The Telegraph reports that Lavrov is in the country to propose a plan to end the crisis and give Russia a diplomatic role in the country. "We confirmed our readiness to act for a rapid solution to the crisis based on the plan put forward by the Arab League," he said.
On Monday, the U.S. pulled their ambassador to Syria and shuttered their embassy in Damascus. Italy, Britain, and France have also removed their ambassadors from the country. And Tuesday, the Gulf Cooperation Council—a union of countries bordering the Persian Gulf—announced that they have recalled their ambassadors to Syria and will expel Syrian envoys from their countries, due to the country's rejection of "Arab attempts" to solve the crisis there, Reuters reports.
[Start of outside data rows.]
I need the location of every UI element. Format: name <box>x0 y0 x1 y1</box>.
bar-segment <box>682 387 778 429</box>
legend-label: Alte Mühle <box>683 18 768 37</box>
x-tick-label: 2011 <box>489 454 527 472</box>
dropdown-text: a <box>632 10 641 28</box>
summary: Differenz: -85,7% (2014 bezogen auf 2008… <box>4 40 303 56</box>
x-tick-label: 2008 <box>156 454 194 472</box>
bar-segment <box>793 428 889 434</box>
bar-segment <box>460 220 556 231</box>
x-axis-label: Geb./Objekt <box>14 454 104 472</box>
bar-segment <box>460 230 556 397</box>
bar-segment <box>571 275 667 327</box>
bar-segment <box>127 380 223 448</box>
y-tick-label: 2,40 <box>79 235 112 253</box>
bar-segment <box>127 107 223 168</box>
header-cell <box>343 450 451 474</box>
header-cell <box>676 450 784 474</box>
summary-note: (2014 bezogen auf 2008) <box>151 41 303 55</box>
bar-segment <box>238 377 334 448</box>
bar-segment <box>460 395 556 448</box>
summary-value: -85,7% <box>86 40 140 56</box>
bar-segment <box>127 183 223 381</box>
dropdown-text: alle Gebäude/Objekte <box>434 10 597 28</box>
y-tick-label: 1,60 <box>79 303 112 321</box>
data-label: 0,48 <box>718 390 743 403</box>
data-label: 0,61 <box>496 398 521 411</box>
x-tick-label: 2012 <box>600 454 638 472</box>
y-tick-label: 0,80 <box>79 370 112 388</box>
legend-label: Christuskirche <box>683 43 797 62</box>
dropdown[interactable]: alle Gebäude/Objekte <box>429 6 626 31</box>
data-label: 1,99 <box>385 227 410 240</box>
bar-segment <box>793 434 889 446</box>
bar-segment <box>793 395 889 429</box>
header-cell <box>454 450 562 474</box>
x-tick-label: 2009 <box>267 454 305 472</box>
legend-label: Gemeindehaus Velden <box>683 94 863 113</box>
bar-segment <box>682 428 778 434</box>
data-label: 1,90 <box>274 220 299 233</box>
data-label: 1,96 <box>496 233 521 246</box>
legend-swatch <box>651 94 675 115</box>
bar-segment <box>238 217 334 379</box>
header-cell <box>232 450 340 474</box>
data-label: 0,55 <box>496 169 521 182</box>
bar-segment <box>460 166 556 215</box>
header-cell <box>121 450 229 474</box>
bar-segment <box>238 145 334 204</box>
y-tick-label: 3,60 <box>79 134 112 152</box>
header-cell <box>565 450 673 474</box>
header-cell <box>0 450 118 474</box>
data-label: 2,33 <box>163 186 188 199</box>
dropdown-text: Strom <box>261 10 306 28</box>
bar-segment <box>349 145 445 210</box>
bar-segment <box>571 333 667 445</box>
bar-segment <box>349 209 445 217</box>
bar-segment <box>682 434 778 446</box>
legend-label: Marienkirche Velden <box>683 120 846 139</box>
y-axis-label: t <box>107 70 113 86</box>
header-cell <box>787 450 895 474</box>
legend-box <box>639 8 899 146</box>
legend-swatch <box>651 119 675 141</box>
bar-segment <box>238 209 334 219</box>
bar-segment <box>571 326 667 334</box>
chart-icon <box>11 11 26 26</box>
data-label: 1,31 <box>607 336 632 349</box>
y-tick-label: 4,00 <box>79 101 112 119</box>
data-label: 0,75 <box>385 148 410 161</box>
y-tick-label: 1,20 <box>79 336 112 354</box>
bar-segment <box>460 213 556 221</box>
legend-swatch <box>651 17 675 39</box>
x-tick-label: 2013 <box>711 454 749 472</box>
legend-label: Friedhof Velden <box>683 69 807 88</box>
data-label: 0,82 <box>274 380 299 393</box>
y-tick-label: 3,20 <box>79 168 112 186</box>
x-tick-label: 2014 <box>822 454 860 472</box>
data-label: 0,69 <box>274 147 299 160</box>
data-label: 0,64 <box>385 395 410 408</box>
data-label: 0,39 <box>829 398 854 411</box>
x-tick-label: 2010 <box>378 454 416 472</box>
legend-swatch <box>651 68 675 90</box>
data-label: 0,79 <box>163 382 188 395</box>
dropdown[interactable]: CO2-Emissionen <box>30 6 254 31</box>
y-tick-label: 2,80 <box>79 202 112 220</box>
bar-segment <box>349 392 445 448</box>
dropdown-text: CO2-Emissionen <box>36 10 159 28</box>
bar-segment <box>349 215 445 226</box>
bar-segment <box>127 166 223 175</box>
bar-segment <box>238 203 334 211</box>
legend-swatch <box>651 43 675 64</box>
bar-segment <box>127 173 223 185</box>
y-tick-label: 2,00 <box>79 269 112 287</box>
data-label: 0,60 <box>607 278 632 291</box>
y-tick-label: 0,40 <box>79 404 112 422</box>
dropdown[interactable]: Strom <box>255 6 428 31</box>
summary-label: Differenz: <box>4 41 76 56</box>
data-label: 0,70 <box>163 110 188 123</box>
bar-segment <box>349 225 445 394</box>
Meanwhile, Syrian forces continue to bombard the city of Homs, which saw most of Monday's 128 casualties, according to CNN. Hundreds have been killed in the city since the weekend. Some have accused Russia and China—the two countries vetoing last weekend's U.N. Security Council resolution—of encouraging Syria to step up attacks on Homs.
U.S. Ambassador Susan Rice warned after the U.N. vote that Russia and China “will have any future blood spill on their hands.” Lavrov, as the BBC notes, has dismissed the reaction to the veto as "hysteria."
Over 6,000 people have died in Syria as a result of the government's crackdown on protesters in the past 11 months, the U.N. estimates.
The BBC has a reporter in Homs. He says the attacks on the city are mortar and heavy machine-gun fire, and that Russian-made tanks have been spotted close to the city center. Russia is Syria's main arms supplier, and the Syrian city of Tartus holds Russia's only Mediterranean naval base.*
In other news concerning Syria today, two Syrians have been arrested for spying on Syrian opposition activists in Germany, the BBC reports.
*Correction: An earlier version of this post mistakenly reported that Russia's only naval base is in the city of Tartus. The Syrian city is home to Russia's only Mediterranean naval base.